Whatever. That was just fine with me. I was glad I hadn’t bumped into her, either.
I spun a half-turn and raised my left arm to the sky. My muscles felt sore from yesterday’s conditioning—push-ups and pull-ups—but it felt good to be gaining strength.
Back inside, Amelia pulled knee-high socks over her jeans.
“That looks ridiculous,” I told my little sister.
“What? They’re waterproof!”
Sometimes it takes us Shillings a whole ten minutes to get out the door. But today I didn’t sulk on the couch. Instead, I tucked Hamlet back into her Cave and secured the baby gate in front of it, and then waited patiently on the front stoop until Dad honked the horn from the van out front.

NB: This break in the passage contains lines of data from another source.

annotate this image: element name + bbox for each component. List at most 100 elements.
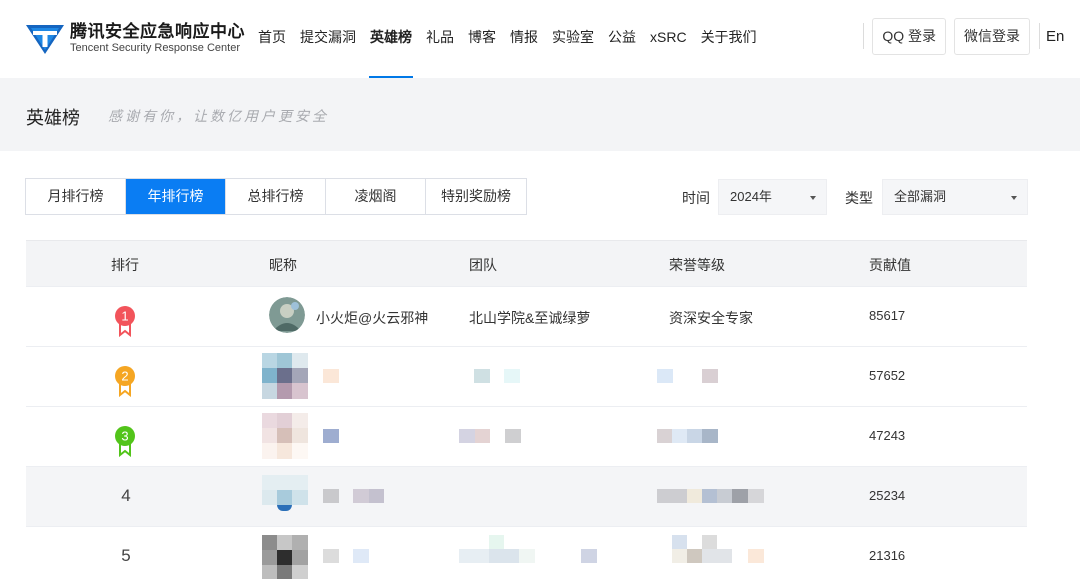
blurred-level [657,369,673,383]
ranking-table: 排行 昵称 团队 荣誉等级 贡献值 1 小火炬@火云邪神 北山学院&至诚绿萝 资… [26,240,1027,586]
blurred-level [672,549,687,563]
table-row[interactable]: 4 25234 [26,466,1027,526]
nav-submit-vuln[interactable]: 提交漏洞 [300,0,356,78]
blurred-level [702,535,717,549]
type-select[interactable]: 全部漏洞 [882,179,1028,215]
blurred-level [748,489,764,503]
blurred-team [474,369,490,383]
time-filter-label: 时间 [682,190,710,206]
medal-rank-text: 2 [121,369,128,384]
tab-monthly[interactable]: 月排行榜 [26,179,126,214]
blurred-level [657,429,672,443]
nav-charity[interactable]: 公益 [608,0,636,78]
blurred-nickname [323,489,339,503]
blurred-team [489,535,504,549]
blurred-nickname [323,549,339,563]
column-header-score: 贡献值 [869,257,911,273]
blurred-level [702,429,718,443]
type-filter-label: 类型 [845,190,873,206]
wechat-login-button[interactable]: 微信登录 [954,17,1030,55]
table-row[interactable]: 1 小火炬@火云邪神 北山学院&至诚绿萝 资深安全专家 85617 [26,286,1027,346]
nav-hall-of-fame[interactable]: 英雄榜 [369,0,413,78]
blurred-level [732,489,748,503]
blurred-nickname [323,369,339,383]
blurred-nickname [369,489,384,503]
blurred-level [702,489,717,503]
bronze-medal-icon: 3 [115,426,135,457]
blurred-nickname [353,489,369,503]
column-header-team: 团队 [469,257,497,273]
table-row[interactable]: 3 47243 [26,406,1027,466]
tsrc-logo-icon [26,24,64,54]
top-header: 腾讯安全应急响应中心 Tencent Security Response Cen… [0,0,1080,78]
tab-yearly[interactable]: 年排行榜 [126,179,226,214]
ranking-tabs: 月排行榜 年排行榜 总排行榜 凌烟阁 特别奖励榜 [25,178,527,215]
language-switch[interactable]: En [1046,28,1080,45]
contribution-score: 25234 [869,488,906,503]
medal-rank-text: 1 [121,309,128,324]
blurred-level [672,535,687,549]
rank-number: 5 [121,546,131,565]
tsrc-logo[interactable]: 腾讯安全应急响应中心 Tencent Security Response Cen… [26,22,245,55]
blurred-team [581,549,597,563]
page-title: 英雄榜 [26,108,80,128]
contribution-score: 21316 [869,548,906,563]
blurred-nickname [353,549,369,563]
logo-subtitle: Tencent Security Response Center [70,42,240,54]
blurred-team [505,429,521,443]
chevron-down-icon [1011,196,1017,200]
nickname[interactable]: 小火炬@火云邪神 [316,308,428,328]
blurred-team [459,549,489,563]
nav-home[interactable]: 首页 [258,0,286,78]
time-select[interactable]: 2024年 [718,179,827,215]
blurred-level [702,549,732,563]
nav-xsrc[interactable]: xSRC [650,0,687,78]
blurred-avatar [262,535,308,579]
divider [863,23,865,49]
silver-medal-icon: 2 [115,366,135,397]
main-nav: 首页 提交漏洞 英雄榜 礼品 博客 情报 实验室 公益 xSRC 关于我们 [258,0,771,78]
medal-rank-text: 3 [121,429,128,444]
page-banner: 英雄榜 感谢有你，让数亿用户更安全 [0,78,1080,151]
chevron-down-icon [810,196,816,200]
blurred-team [504,369,520,383]
blurred-avatar [262,353,308,399]
blurred-level [748,549,764,563]
blurred-level [702,369,718,383]
nav-gifts[interactable]: 礼品 [426,0,454,78]
column-header-level: 荣誉等级 [669,257,725,273]
nav-lab[interactable]: 实验室 [552,0,594,78]
blurred-level [687,429,702,443]
column-header-rank: 排行 [111,257,139,273]
blurred-level [687,549,702,563]
contribution-score: 47243 [869,428,906,443]
tab-special-award[interactable]: 特别奖励榜 [426,179,526,214]
blurred-team [459,429,475,443]
contribution-score: 57652 [869,368,906,383]
table-header: 排行 昵称 团队 荣誉等级 贡献值 [26,240,1027,286]
blurred-team [519,549,535,563]
logo-title: 腾讯安全应急响应中心 [70,22,245,41]
header-actions: QQ 登录 微信登录 En [863,17,1080,55]
nav-about[interactable]: 关于我们 [701,0,757,78]
blurred-avatar [262,413,308,459]
time-select-value: 2024年 [730,189,772,204]
contribution-score: 85617 [869,308,906,323]
nav-intel[interactable]: 情报 [510,0,538,78]
column-header-nickname: 昵称 [269,257,297,273]
rank-number: 4 [121,486,131,505]
blurred-team [489,549,519,563]
divider [1039,23,1040,49]
blurred-nickname [323,429,339,443]
blurred-level [657,489,687,503]
table-row[interactable]: 5 21316 [26,526,1027,586]
team-name: 北山学院&至诚绿萝 [469,310,591,326]
blurred-level [672,429,687,443]
tab-all-time[interactable]: 总排行榜 [226,179,326,214]
nav-blog[interactable]: 博客 [468,0,496,78]
qq-login-button[interactable]: QQ 登录 [872,17,946,55]
tab-lingyan-pavilion[interactable]: 凌烟阁 [326,179,426,214]
table-row[interactable]: 2 57652 [26,346,1027,406]
blurred-team [475,429,490,443]
avatar[interactable] [269,297,305,333]
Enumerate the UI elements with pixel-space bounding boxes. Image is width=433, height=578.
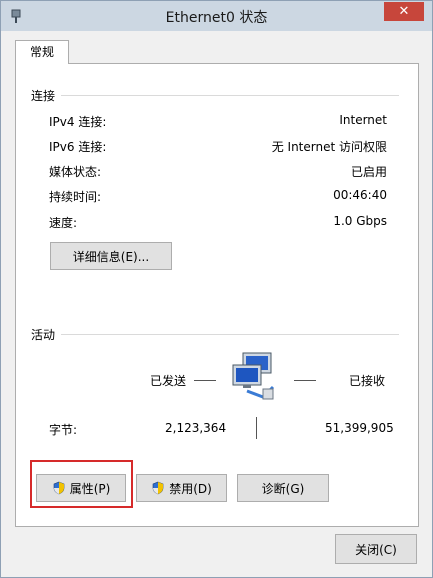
general-panel [15,63,419,527]
tab-general[interactable]: 常规 [15,40,69,64]
activity-section-label: 活动 [31,328,56,342]
status-window: Ethernet0 状态 ✕ 常规 连接 IPv4 连接: Internet I… [0,0,433,578]
media-state-value: 已启用 [350,165,387,179]
sent-label: 已发送 [150,374,187,388]
received-label: 已接收 [349,374,386,388]
speed-label: 速度: [49,216,78,230]
disable-button[interactable]: 禁用(D) [136,474,227,502]
details-button[interactable]: 详细信息(E)... [50,242,172,270]
sent-dash [194,380,216,381]
activity-divider [61,334,399,335]
network-computers-icon [232,352,275,400]
received-dash [294,380,316,381]
bytes-sent-value: 2,123,364 [165,421,227,435]
uac-shield-icon [152,481,164,495]
ipv6-label: IPv6 连接: [49,140,107,154]
ipv4-label: IPv4 连接: [49,115,107,129]
duration-label: 持续时间: [49,190,102,204]
bytes-separator [256,417,257,439]
properties-button-label: 属性(P) [69,481,111,496]
disable-button-label: 禁用(D) [169,481,212,496]
bytes-label: 字节: [49,423,78,437]
ipv6-value: 无 Internet 访问权限 [271,140,387,154]
close-button[interactable]: 关闭(C) [335,534,417,564]
title-close-button[interactable]: ✕ [384,2,424,21]
media-state-label: 媒体状态: [49,165,102,179]
uac-shield-icon [53,481,64,495]
title-bar[interactable]: Ethernet0 状态 ✕ [1,1,432,31]
duration-value: 00:46:40 [333,188,387,202]
ipv4-value: Internet [339,113,387,127]
diagnose-button[interactable]: 诊断(G) [237,474,329,502]
bytes-received-value: 51,399,905 [325,421,394,435]
connection-divider [61,95,399,96]
speed-value: 1.0 Gbps [333,214,387,228]
connection-section-label: 连接 [31,89,56,103]
window-title: Ethernet0 状态 [165,10,268,26]
properties-button[interactable]: 属性(P) [36,474,126,502]
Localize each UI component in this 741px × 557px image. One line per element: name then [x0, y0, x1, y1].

We were off!
The tree farm was a twenty-minute drive outside the city. It smelled fresh like pine needles and as earthy as garden soil, and it felt about fifty degrees colder than in our backyard. My boots sunk into deep snow out here, too.
I took another sip of my still-warm cider as we wandered through the trees. Almost immediately, Sarah and Ellen decided on different trees. They rarely agreed on anything these days.
“But Dad, this is a Douglas fir,” Ellen said, as if it was the most obvious thing in the world. “Its needles won’t drop as fast. Who wants to sweep up needles every day? Good luck with a blue spruce. And it’s not even fragrant, Sarah. Isn’t that the whole point of live Christmas trees? We might as well buy an artificial tree if we get that thing.” Ellen made a face at Sarah, who was examining the branches of a nearby tree.